Furthermore, says Huuhtanen, “those patients with CML needing to restart treatment [after stopping] had lower NK levels than those able to continue stopping. The team also demonstrated that TIM3 (T-cell immunoglobulin and mucin domain 3), an immune checkpoint found on immune cells, was restraining NK cells. The findings raise the possibility that antibodies neutralising TIM3, like sabatolimab, might be given to patients failing treatment-free remission, to boost their levels of NK cells and improve stopping results.
Undoubtedly, there are other agents that could also be used to tip the immune balance in the patient’s favour. In an earlier study, published in the Journal of Clinical Investigation in 2022, Huuhtanen and colleagues showed that adding interferon alpha to the TKI dasatinib widened the number of immune cells expressed by patients with CML.
“Based on our studies, we believe the body’s own immune response to cancer cells must first be triggered to allow more patients to stop taking their medication,” says Huuhtanen.
The team at the University of Helsinki now plans to explore combining interferon alpha with different TKIs prior to stopping treatment, to identify optimal combinations. “We need to change the mindset from everyone being on therapy for ever to one where patients receive a fixed duration of therapy.
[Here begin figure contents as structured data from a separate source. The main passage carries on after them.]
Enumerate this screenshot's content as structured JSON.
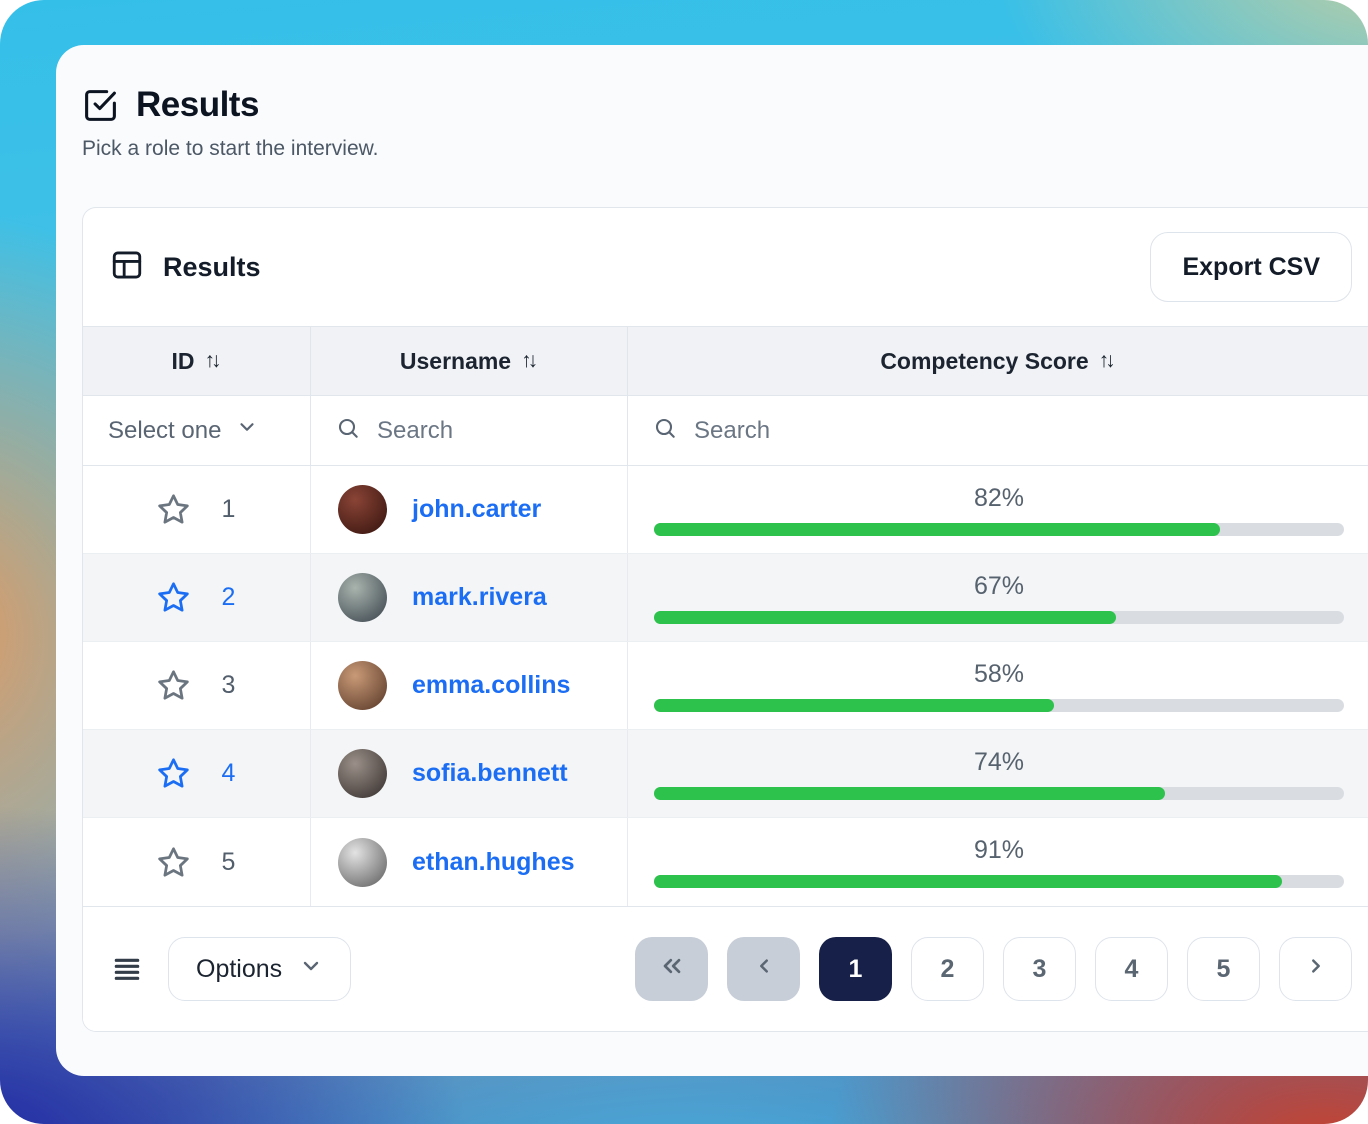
{
  "page": {
    "title": "Results",
    "subtitle": "Pick a role to start the interview."
  },
  "panel": {
    "title": "Results",
    "export_label": "Export CSV"
  },
  "table": {
    "columns": [
      {
        "label": "ID",
        "sort_glyph": "↑↓"
      },
      {
        "label": "Username",
        "sort_glyph": "↑↓"
      },
      {
        "label": "Competency Score",
        "sort_glyph": "↑↓"
      }
    ],
    "filters": {
      "id_select_label": "Select one",
      "username_search_placeholder": "Search",
      "score_search_placeholder": "Search"
    },
    "rows": [
      {
        "id": "1",
        "username": "john.carter",
        "score": 82,
        "score_label": "82%",
        "starred": false,
        "avatar": {
          "light": "#8a4436",
          "dark": "#33120d"
        }
      },
      {
        "id": "2",
        "username": "mark.rivera",
        "score": 67,
        "score_label": "67%",
        "starred": true,
        "avatar": {
          "light": "#a9b4ae",
          "dark": "#37414a"
        }
      },
      {
        "id": "3",
        "username": "emma.collins",
        "score": 58,
        "score_label": "58%",
        "starred": false,
        "avatar": {
          "light": "#c99a77",
          "dark": "#553525"
        }
      },
      {
        "id": "4",
        "username": "sofia.bennett",
        "score": 74,
        "score_label": "74%",
        "starred": true,
        "avatar": {
          "light": "#9b9089",
          "dark": "#332c2a"
        }
      },
      {
        "id": "5",
        "username": "ethan.hughes",
        "score": 91,
        "score_label": "91%",
        "starred": false,
        "avatar": {
          "light": "#e3e3e3",
          "dark": "#5a5a5a"
        }
      }
    ]
  },
  "footer": {
    "options_label": "Options",
    "pagination": {
      "pages": [
        "1",
        "2",
        "3",
        "4",
        "5"
      ],
      "active_page": "1"
    }
  },
  "colors": {
    "accent_blue": "#1b6ef3",
    "bar_green": "#2cc24b",
    "bar_track": "#d9dde1",
    "active_page_navy": "#172048",
    "disabled_button_gray": "#c7ced8",
    "header_bg": "#f0f2f5",
    "zebra_bg": "#f3f5f7"
  }
}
If treatment discontinuation doesn’t work, we restart the drug and explore a more personalised approach, like changing the TKI or boosting their immune response,” says Huuhtanen. “If there’s a low probability of success, we need to introduce other strategies to be able to tip the balance in the patient’s favour.”
This is the first of two articles on building evidence around strategies for safely stopping treatment or taking treatment holidays for patients with well controlled disseminated disease. The second article will look at the efforts to build the evidence base in well controlled advanced breast, kidney and colorectal cancer.